11 thoughts on “NEWS YOU CAN USE: Fighting small town speed traps”
  1. Seldom see traffic enforcement anywhere nowadays, except at crashes – but I see a lot of ALPRs as I’m entering different cities and counties – and they can be placed anywhere, even across from your voting precinct, gun shop, bar or church.

    1. No, it’s SAD how many cops do enforce laws they themselves violate without shame, as if to say, “who’s gonna stop me?” They coerce people into giving consent to search a house or vehicle as they lie to your faces telling you they have authority they don’t so they can avoid that burden to them called the 4th Amendment, they get away practically with murder thanks to qualified immunity, they have their eyes glued to their phones and swerve in the lanes, they confiscate your firearms after a self-defense situation then refuse to return YOUR property unless you sue them meaning you are victimized by the attacker then revictimized by the police agency that commits felony theft against you but of course, they’ll pull the “if something comes up” card only to find out later they sent YOUR property off for destruction without notice or compensation. On and on. I’m glad I finally woke up to what communism “Back the Blue” represents. They can take their “subject” attitude and shove it up their goddamn asses. I AM AN AMERICAN CITIZEN!!!!!!

  2. Any cop who tickets drivers for being 2 or 3 miles an hour over the speed limit is a piece of garbage that shouldn’t have a badge. That’s not public safety that’s revenue generating. BTW, most vehicles do have a margin of error in the speedometer of a mile an hour or 2 unless it’s certified calibrated like police vehicles are.

  3. It’s funny. I remember just a year or two before the pandemic when I got Infamously ban-hammered for bad-mouthing anything the cops did when you guys were deepthroating the boot and now you even publish little meaningless fluff pieces like this similarly bad-mouthing the cops. You have come nearly full circle and God bless you for it! Now how about an apology for your ban-hammering?

    Oh and by all means do maintain your present position on the evil Nazi jackboot thugs that the cops have become. When they’ve lost GSL they’ve lost everyone!

  4. Thank you.
    Like youbI am no fan of cops writing traffic tickets for anything but accident causing offenses or egregious infractions like going double the posted limit or wrong way driving. Or blatantly blowing stop signs or lights.
    And don’t Get me started on traffic cameras

  5. Some towns have a “reduced speed ahead sign”. Does the 500 feet start there or at the actual speed limit sign?
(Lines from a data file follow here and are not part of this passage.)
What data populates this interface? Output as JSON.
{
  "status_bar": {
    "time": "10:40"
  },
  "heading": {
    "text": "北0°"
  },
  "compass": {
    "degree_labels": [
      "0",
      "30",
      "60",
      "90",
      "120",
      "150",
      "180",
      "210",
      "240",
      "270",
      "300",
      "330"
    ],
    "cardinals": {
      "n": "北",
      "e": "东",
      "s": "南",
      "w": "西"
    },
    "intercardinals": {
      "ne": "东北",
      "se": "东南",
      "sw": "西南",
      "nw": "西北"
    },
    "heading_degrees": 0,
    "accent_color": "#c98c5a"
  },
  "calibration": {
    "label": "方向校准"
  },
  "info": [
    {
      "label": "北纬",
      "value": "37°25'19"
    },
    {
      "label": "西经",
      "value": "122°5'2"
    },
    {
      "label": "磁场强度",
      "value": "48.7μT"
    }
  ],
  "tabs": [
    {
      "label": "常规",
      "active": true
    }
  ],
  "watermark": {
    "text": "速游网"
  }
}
  6. Wait ’til the gov’t and insurance industry go full bore with on-board monitoring of your driving habits. Assessing you hirer insurance premiums and taxes for ALL your speed zone violations, engine hours, mileage traveled, rapid accelerations and hard braking maneuvers. They’ll just bill you thru your premiums along with your state and federal taxes. Decline to install or upgrade? They’ll just suspend your driver’s license and license plates to any of your vehicle(s) subject to compliance until you comply. And Johnny Law won’t even be there to give you a kiss.